One of my favorite clients was reviewing her reports in her web analytics
product last year and said to me, "We have 125,000 visits this month,
is that good?" At that moment I had my epiphany. What mattered was
results, not activity. One could derive some things about their
website from that activity, but nobody got paid based around how many
visits they get.
That organization actually had a bottom line need for the website to generate leads, since one in twenty or one in fifty leads creates a five to six figure payday. Once the head of that organization said that, and said it to all levels of the staff (god bless him) we had our web metric.
All our activity should be measured in leads generated. Suddenly we had a way of measuring twitter, facebook, e-mail, everything. If it didn't generate leads, it was simply activity, and nobody was going to get paid for "activities".
I don't mean to say this stuff is easy. I work almost exclusively with nonprofits and advocacy groups.
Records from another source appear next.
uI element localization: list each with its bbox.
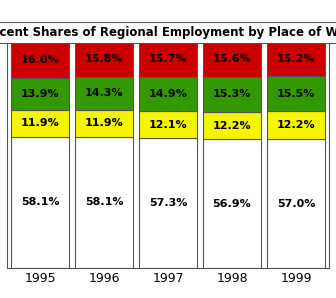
Title: Percent Shares of Regional Employment by Place of Work: Percent Shares of Regional Employment by…	[0, 26, 336, 39]
Bar	[10, 78, 70, 110]
Text: 11.9%: 11.9%	[20, 118, 59, 128]
Bar	[138, 42, 198, 77]
Text: 12.1%: 12.1%	[149, 120, 187, 130]
Bar	[266, 111, 326, 139]
Text: 57.0%: 57.0%	[277, 199, 315, 209]
Text: 15.6%: 15.6%	[213, 55, 251, 64]
Bar	[75, 77, 133, 110]
Text: 13.9%: 13.9%	[21, 89, 59, 99]
Bar	[10, 42, 70, 78]
Bar	[138, 111, 198, 139]
Bar	[138, 139, 198, 268]
Text: 15.3%: 15.3%	[213, 89, 251, 99]
Text: 58.1%: 58.1%	[21, 197, 59, 207]
Bar	[266, 139, 326, 268]
Text: 14.3%: 14.3%	[85, 89, 123, 98]
Text: 15.5%: 15.5%	[277, 89, 315, 99]
Bar	[203, 112, 261, 139]
Bar	[266, 76, 326, 111]
Text: 12.2%: 12.2%	[277, 120, 315, 130]
Text: 14.9%: 14.9%	[149, 89, 187, 99]
Text: 15.7%: 15.7%	[149, 55, 187, 64]
Bar	[10, 136, 70, 268]
Text: 56.9%: 56.9%	[213, 199, 251, 209]
Text: 58.1%: 58.1%	[85, 197, 123, 207]
Text: 11.9%: 11.9%	[85, 118, 123, 128]
Bar	[266, 42, 326, 76]
Bar	[75, 110, 133, 136]
Text: 15.2%: 15.2%	[277, 54, 315, 64]
Bar	[75, 136, 133, 268]
Text: 15.8%: 15.8%	[85, 55, 123, 64]
Bar	[138, 77, 198, 111]
Bar	[10, 110, 70, 136]
Bar	[203, 139, 261, 268]
Text: 16.0%: 16.0%	[21, 55, 59, 65]
Bar	[203, 42, 261, 77]
Text: 57.3%: 57.3%	[149, 198, 187, 208]
Bar	[203, 77, 261, 112]
Bar	[75, 41, 133, 77]
Text: 12.2%: 12.2%	[213, 120, 251, 131]
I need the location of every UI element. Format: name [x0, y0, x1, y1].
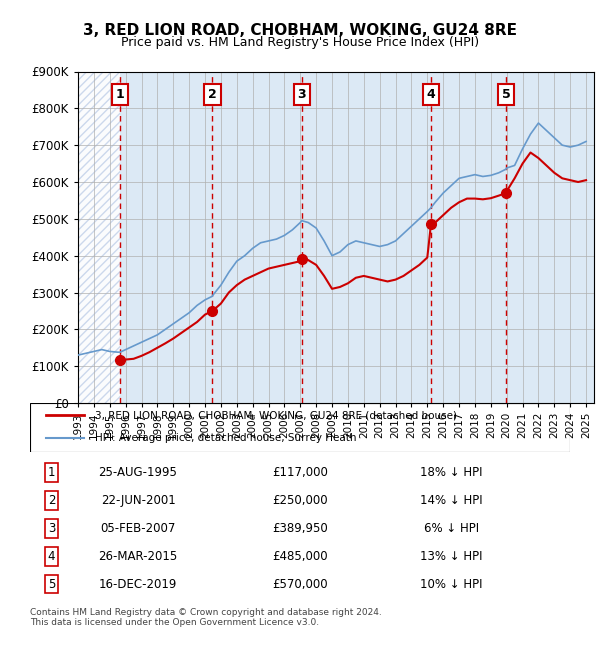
- Text: Price paid vs. HM Land Registry's House Price Index (HPI): Price paid vs. HM Land Registry's House …: [121, 36, 479, 49]
- Bar: [78, 72, 120, 403]
- Text: 5: 5: [502, 88, 511, 101]
- Text: 22-JUN-2001: 22-JUN-2001: [101, 494, 175, 507]
- Text: 25-AUG-1995: 25-AUG-1995: [98, 465, 178, 478]
- Text: 2: 2: [208, 88, 217, 101]
- Text: 4: 4: [48, 550, 55, 563]
- Text: 4: 4: [427, 88, 436, 101]
- Text: 2: 2: [48, 494, 55, 507]
- Text: £570,000: £570,000: [272, 578, 328, 590]
- Text: 26-MAR-2015: 26-MAR-2015: [98, 550, 178, 563]
- Text: 3: 3: [48, 521, 55, 534]
- Text: 5: 5: [48, 578, 55, 590]
- Text: 1: 1: [48, 465, 55, 478]
- Text: 3, RED LION ROAD, CHOBHAM, WOKING, GU24 8RE (detached house): 3, RED LION ROAD, CHOBHAM, WOKING, GU24 …: [95, 410, 457, 420]
- Text: 05-FEB-2007: 05-FEB-2007: [100, 521, 176, 534]
- Text: £389,950: £389,950: [272, 521, 328, 534]
- Text: 1: 1: [116, 88, 124, 101]
- Text: 13% ↓ HPI: 13% ↓ HPI: [420, 550, 482, 563]
- Text: Contains HM Land Registry data © Crown copyright and database right 2024.
This d: Contains HM Land Registry data © Crown c…: [30, 608, 382, 627]
- Text: 3, RED LION ROAD, CHOBHAM, WOKING, GU24 8RE: 3, RED LION ROAD, CHOBHAM, WOKING, GU24 …: [83, 23, 517, 38]
- Text: 10% ↓ HPI: 10% ↓ HPI: [420, 578, 482, 590]
- Text: HPI: Average price, detached house, Surrey Heath: HPI: Average price, detached house, Surr…: [95, 433, 356, 443]
- Text: 3: 3: [298, 88, 306, 101]
- Text: £250,000: £250,000: [272, 494, 328, 507]
- Text: 14% ↓ HPI: 14% ↓ HPI: [420, 494, 482, 507]
- Text: 18% ↓ HPI: 18% ↓ HPI: [420, 465, 482, 478]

If I had ecommerce clients, we would measure our results in dollars and be done with it. But the two groups I work with have more subtle goals, and it can create a blind eye of accountability.
But in an organization with insightful leadership you can work through that and get to the real metric you should be measuring. For nonprofits it's donations or large dollar gift lead prospects.
For advocacy groups it's bill co-sponsorships, which can definitely be influenced by advocates recruited and letters written through the website. The letter is the activity, the co-sponsorship or floor speech of support is the result.
For grad schools its probably prospective student leads or large dollar gifts.
This week I'm sitting down with my colleagues at Virilion to produce our sample reports as we formalize our metrics practice for clients. They won't be easily copied from client to client, because every client has a different success metric, but that's ok. They'll be truly relevant to each client's success.